A taxa de crescimento de 7% registrada pela China no primeiro
semestre do ano é confiável e o mundo precisa se ajustar ao "novo padrão
normal" da economia do gigante asiático, afirmou hoje a Comissão
Nacional de Desenvolvimento e Reforma (NDRC, na sigla em inglês) do
país.
A China vem se expandindo no ritmo mais fraco em
décadas, em meio à forte volatilidade dos mercados financeiros locais, o
excesso de capacidade da indústria, a diminuição da demanda externa e a
retração do mercado imobiliário, fatores que geram preocupações sobre a
saúde da segunda maior economia do mundo.
A NDRC, órgão de
planejamento econômico da China, disse que questionamentos recentes
sobre o crescimento do país não foram baseados em pesquisas abrangentes e
argumentou que a taxa de 7% ficou dentro do intervalo de estimativas de
várias agências de governo e de institutos internacionais.
Segundo
a NDRC, dúvidas sobre as estatísticas oficiais começaram a surgir desde
que a China começou a implementar reformas econômicas, especialmente
quando a taxa de crescimento é relativamente baixa.

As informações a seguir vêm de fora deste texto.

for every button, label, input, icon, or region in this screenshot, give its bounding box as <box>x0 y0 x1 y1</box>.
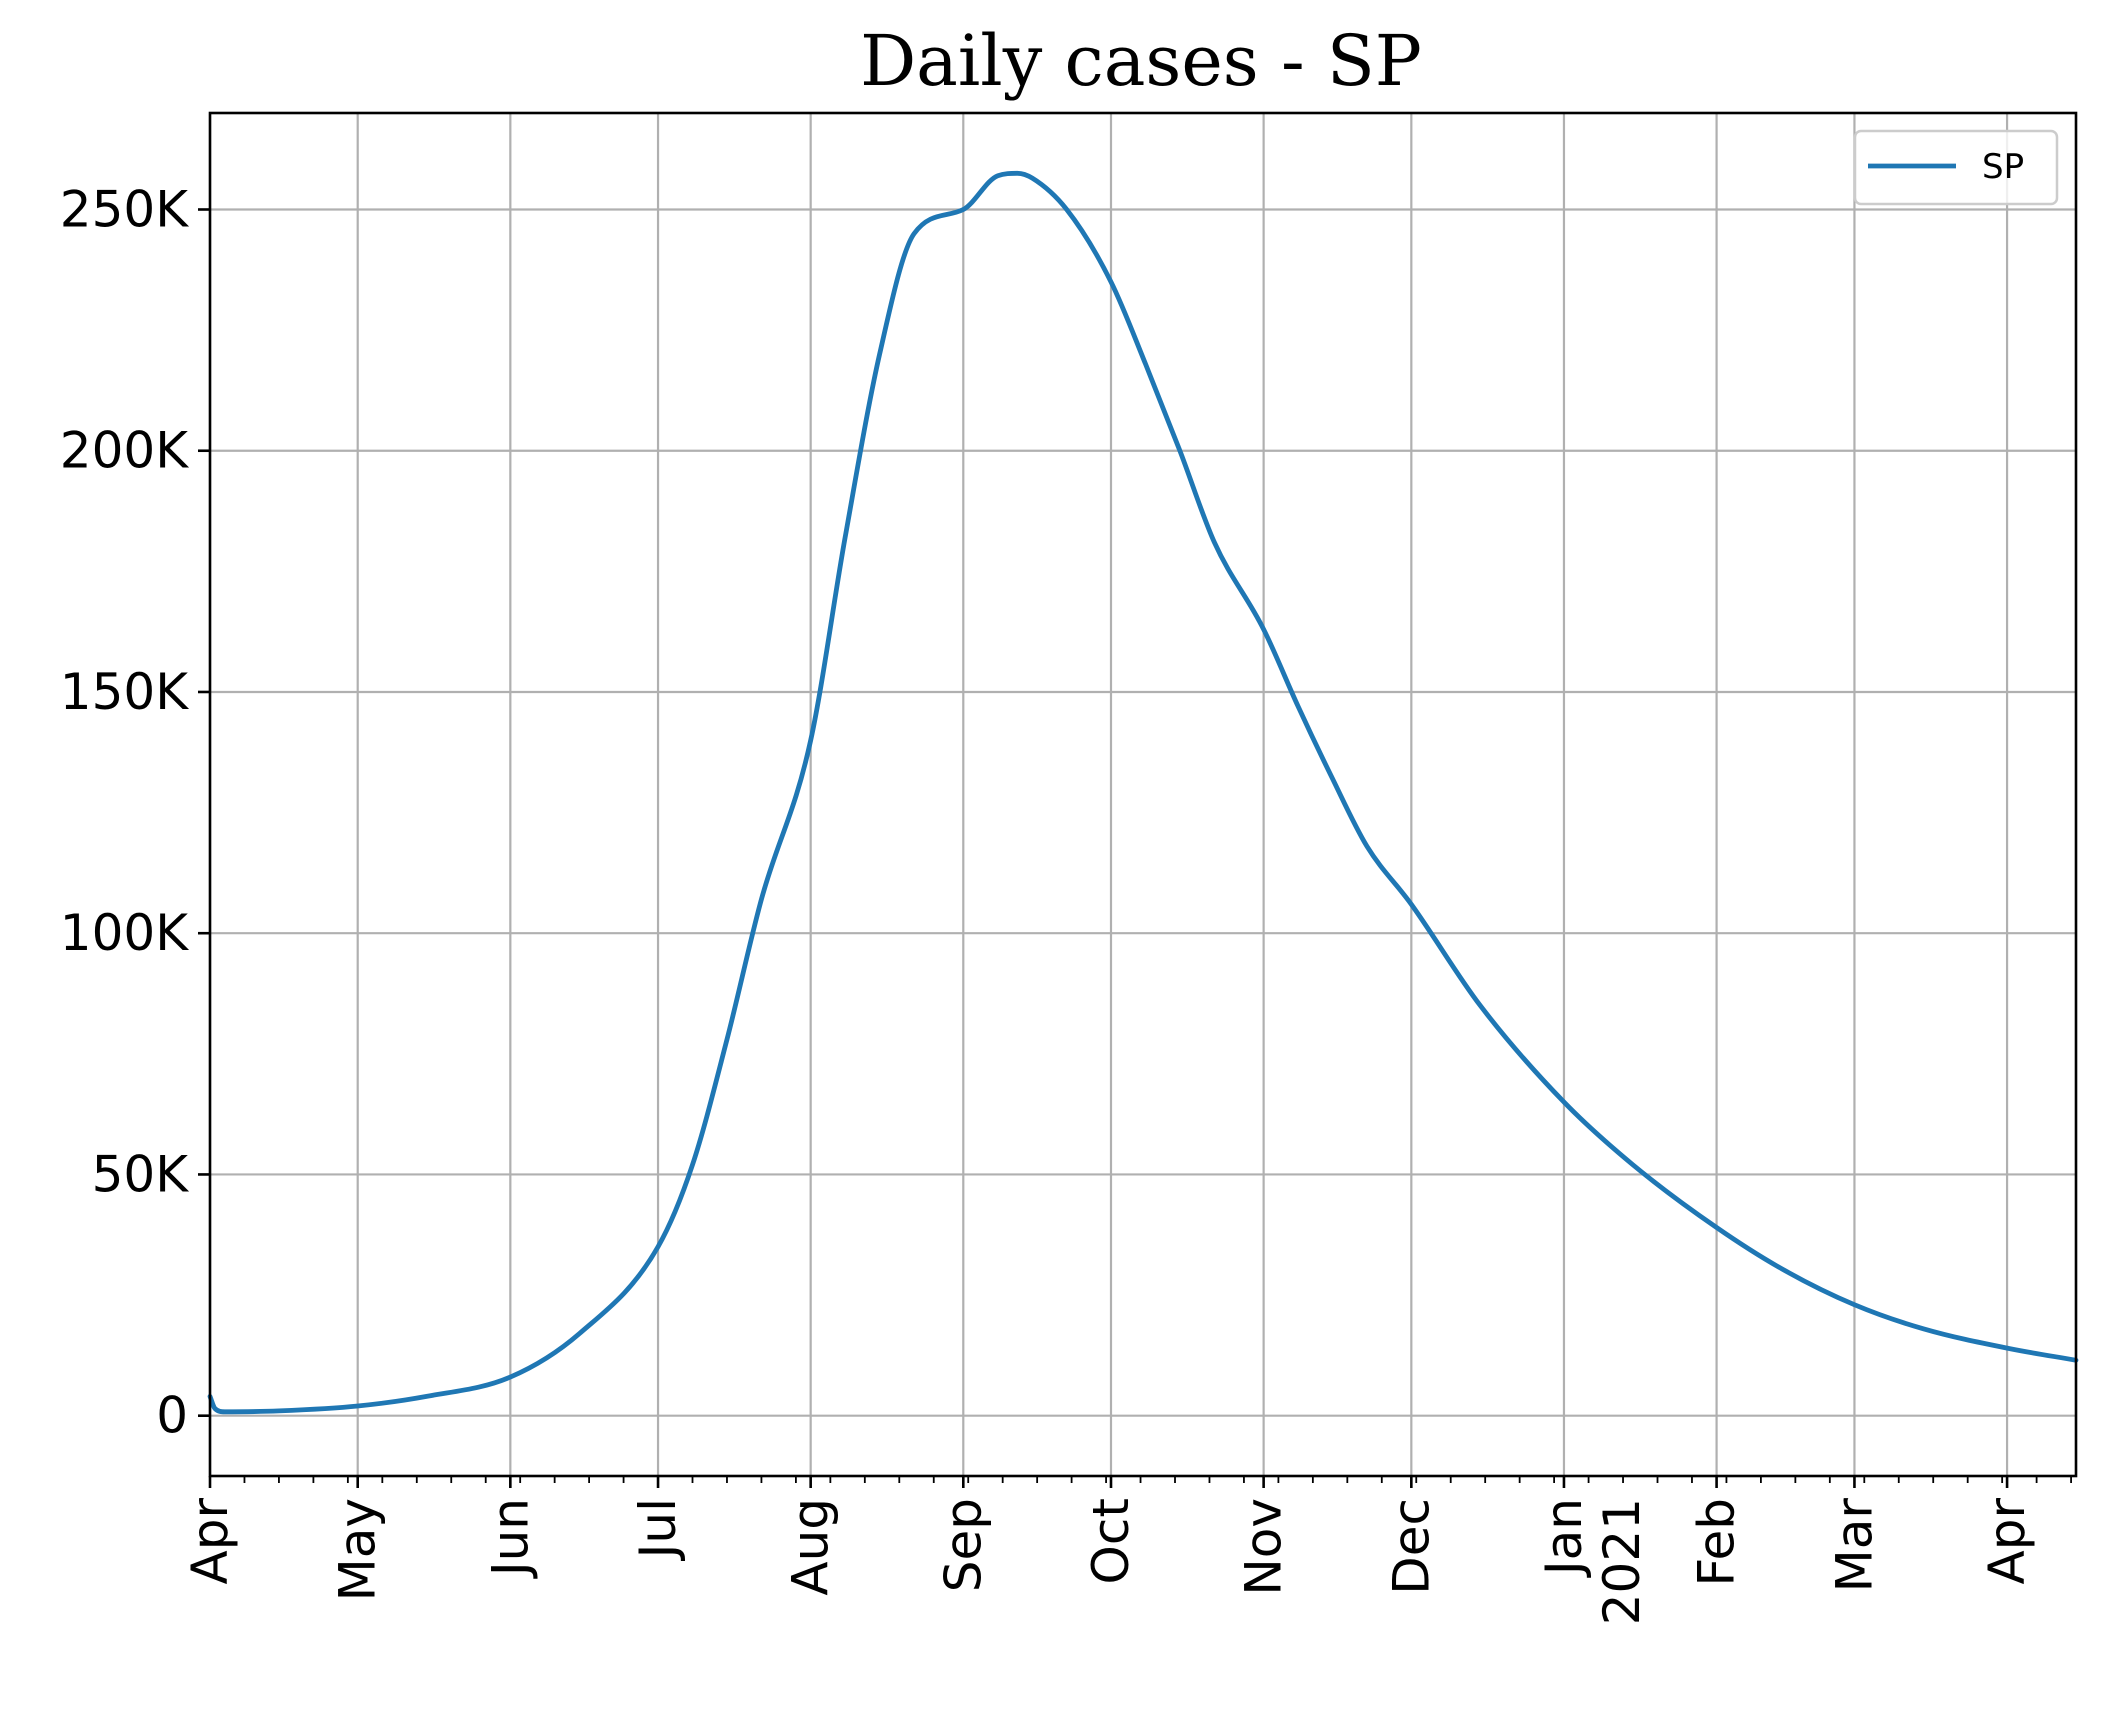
x-tick-label: Apr <box>181 1498 239 1585</box>
series-line-sp <box>207 170 2079 1415</box>
x-tick-label: Oct <box>1082 1498 1140 1584</box>
x-tick-label: Aug <box>782 1498 840 1596</box>
x-tick-label: Apr <box>1978 1498 2036 1585</box>
x-tick-label: Feb <box>1688 1498 1746 1587</box>
x-tick-label: May <box>329 1498 387 1601</box>
grid <box>208 113 2076 1476</box>
plot-frame <box>208 111 2078 1478</box>
legend-label-sp: SP <box>1982 147 2024 187</box>
chart-title: Daily cases - SP <box>860 20 1422 102</box>
y-tick-label: 200K <box>60 422 189 480</box>
x-tick-label: Dec <box>1382 1498 1440 1595</box>
x-tick-label: Nov <box>1235 1498 1293 1596</box>
y-tick-label: 250K <box>60 180 189 238</box>
x-tick-label: Jun <box>481 1498 539 1579</box>
x-tick-year-label: 2021 <box>1593 1498 1651 1625</box>
y-tick-label: 0 <box>156 1387 188 1445</box>
y-tick-label: 100K <box>60 904 189 962</box>
x-tick-label: Jul <box>629 1498 687 1561</box>
legend: SP <box>1853 129 2059 206</box>
y-tick-label: 50K <box>92 1145 190 1203</box>
axis-ticks: 0 50K 100K 150K 200K 250K Apr May Jun Jul Aug Sep Oc… <box>60 180 2072 1625</box>
x-tick-label: Sep <box>934 1498 992 1592</box>
x-tick-label: Mar <box>1825 1498 1883 1593</box>
x-tick-label: Jan <box>1535 1498 1593 1578</box>
y-tick-label: 150K <box>60 663 189 721</box>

No final, porém,
fica constatado que essas dúvidas eram erradas e, às vezes,
"ridiculamente erradas", afirmou o órgão.
A NDRC disse
ainda que a economia chinesa está entrando num período de transição, com
o setor de serviços e a indústria de tecnologia desempenhando um papel
mais relevante. Pequim vem procurando incentivar os serviços, os gastos
dos consumidores e o empreendedorismo privado para que se tornem os
novos catalisadores do crescimento.
"Não apenas o governo
chinês em todos os níveis, as empresas e cidadãos precisam compreender
essa tendência de desenvolvimento, como a comunidade internacional
também precisa reconhecer e se ajustar a essa mudança, e não deve
esperar que a economia chinesa opere sempre em alta velocidade", afirmou
a NDRC.
Ainda de acordo com o órgão, os efeitos das
políticas do governo chinês, incluindo vários cortes de juros e nos
compulsórios bancários, gastos maiores em infraestrutura e deduções
tributárias, vão ser absorvidos gradualmente para garantir que a China
atinja a meta de crescer 7% este ano. Fonte: Dow Jones Newswires.